CURSO DE CINEMATOGRAFIA ELETRÔNICA DIGITAL - JOÃO PESSOA
Realização Centro do Audiovisual do Norte e Nordeste - CANNE
Parceiros Locais NPD-PB, ABD-PB, FUNJOPE, TVUFPB
Local de realização do curso Departamento de Comunicação da UFPB - Estúdio
Ministrante Carlos Ebert – Diretor de Fotografia ABC/SP
Período 07 a 11 de Outubro de 2008
Carga Horária 40 horas/aulas – 08h30 a 12h30 e 14h30 às 18h30
Objetivo do curso Apresentar, ampliar e aprofundar conhecimentos técnicos e artísticos relacionados à captação de imagens em movimento em suporte eletrônico digital. Embora seu conteúdo cubra todos os campos relacionados à matéria, com explicações que partem de conhecimentos de nível elementar, não se trata de um curso para totalmente leigos ou amadores ocasionais.
Inscrição Gratuita. Deve preencher a ficha de inscrição e anexar currículo, enviando para o e-mail oficinasnpdpb@gmail.com ou entregando pessoalmente na secretaria do Pólo Multimídia/UFPB, de segunda a sexta, das 9h às 17h.
Período de Inscrição até dia 03 de outubro
Seleção A seleção final será feita pelo ministrante, a partir de análise de Currículo resumido e carta de intenções.

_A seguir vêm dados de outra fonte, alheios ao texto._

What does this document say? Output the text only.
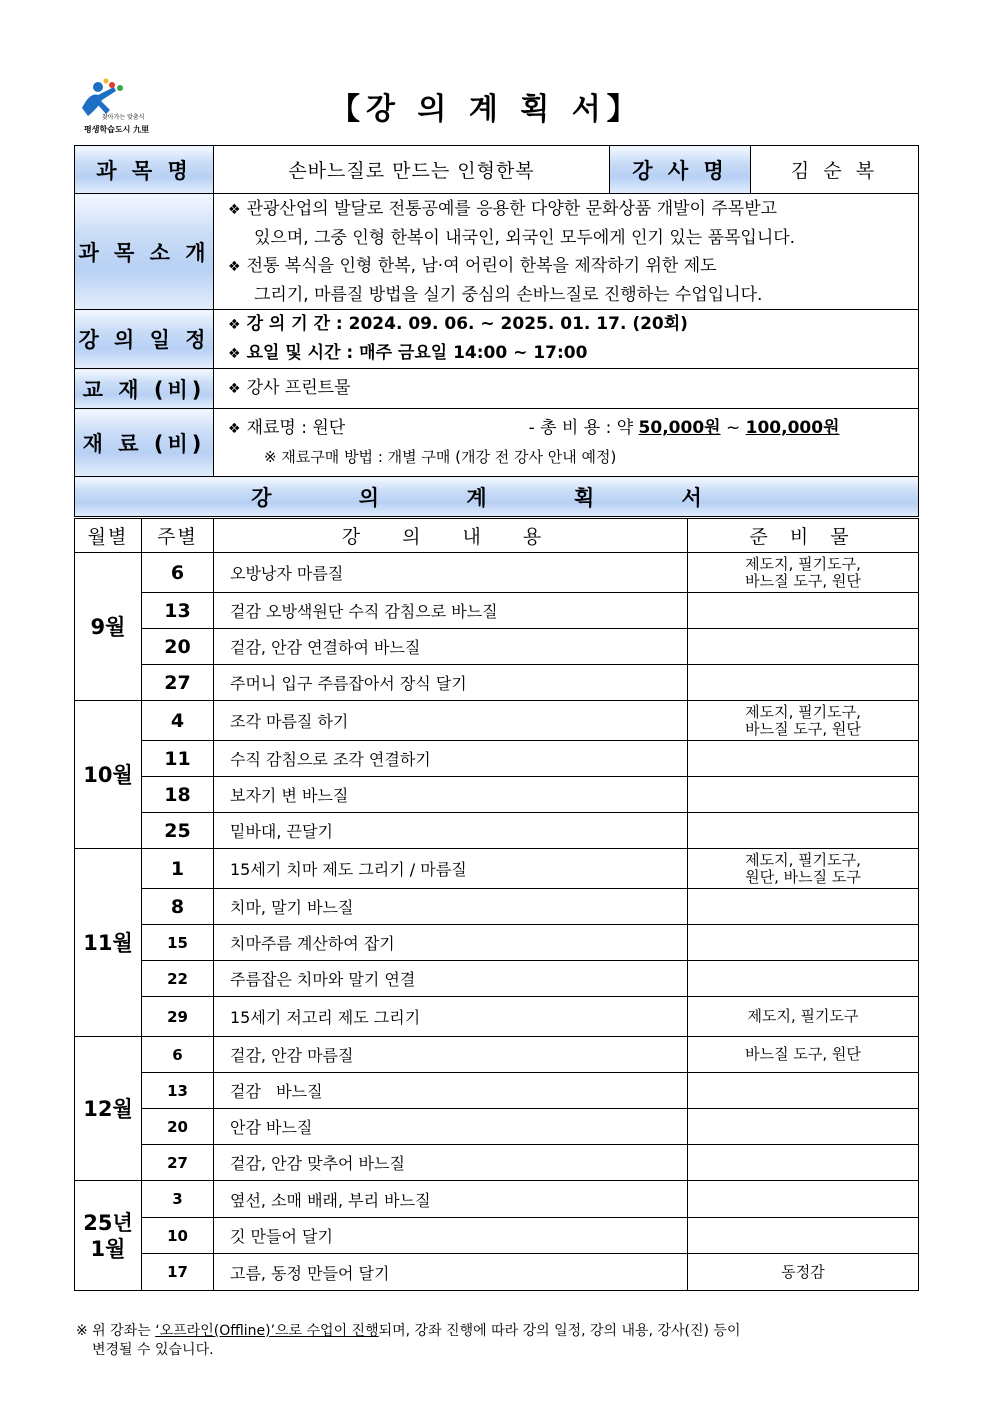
찾아가는 맞춤식
평생학습도시 九里
【강 의 계 획 서】
과 목 명	손바느질로 만드는 인형한복	강 사 명	김 순 복
과 목 소 개	❖ 관광산업의 발달로 전통공예를 응용한 다양한 문화상품 개발이 주목받고

있으며, 그중 인형 한복이 내국인, 외국인 모두에게 인기 있는 품목입니다.

❖ 전통 복식을 인형 한복, 남·여 어린이 한복을 제작하기 위한 제도

그리기, 마름질 방법을 실기 중심의 손바느질로 진행하는 수업입니다.		

강 의 일 정	❖ 강 의 기 간 : 2024. 09. 06. ~ 2025. 01. 17. (20회)

❖ 요일 및 시간 : 매주 금요일 14:00 ~ 17:00		

교 재 (비)	❖ 강사 프린트물		
재 료 (비)	❖ 재료명 : 원단 - 총 비 용 : 약 50,000원 ~ 100,000원

※ 재료구매 방법 : 개별 구매 (개강 전 강사 안내 예정)		

강 의 계 획 서			
월별	주별	강 의 내 용	준 비 물
9월	6	오방낭자 마름질	제도지, 필기도구,
바느질 도구, 원단

	13	겉감 오방색원단 수직 감침으로 바느질	
	20	겉감, 안감 연결하여 바느질	
	27	주머니 입구 주름잡아서 장식 달기	
10월	4	조각 마름질 하기	제도지, 필기도구,
바느질 도구, 원단

	11	수직 감침으로 조각 연결하기	
	18	보자기 변 바느질	
	25	밑바대, 끈달기	
11월	1	15세기 치마 제도 그리기 / 마름질	제도지, 필기도구,
원단, 바느질 도구

	8	치마, 말기 바느질	
	15	치마주름 계산하여 잡기	
	22	주름잡은 치마와 말기 연결	
	29	15세기 저고리 제도 그리기	제도지, 필기도구
12월	6	겉감, 안감 마름질	바느질 도구, 원단
	13	겉감   바느질	
	20	안감 바느질	
	27	겉감, 안감 맞추어 바느질	

25년
1월	3	옆선, 소매 배래, 부리 바느질	
	10	깃 만들어 달기	
	17	고름, 동정 만들어 달기	동정감
※ 위 강좌는 ‘오프라인(Offline)’으로 수업이 진행되며, 강좌 진행에 따라 강의 일정, 강의 내용, 강사(진) 등이
변경될 수 있습니다.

A quem se destina o curso Estudantes e professores de comunicação, rádio-tv e cinema, profissionais da área de tv, vídeo e cinema, realizadores independentes e amadores avançados. É requerido conhecimento prévio de alguns procedimentos e técnicas básicas, bem como noções elementares de fotografia, cinematografia, estética e história das artes visuais.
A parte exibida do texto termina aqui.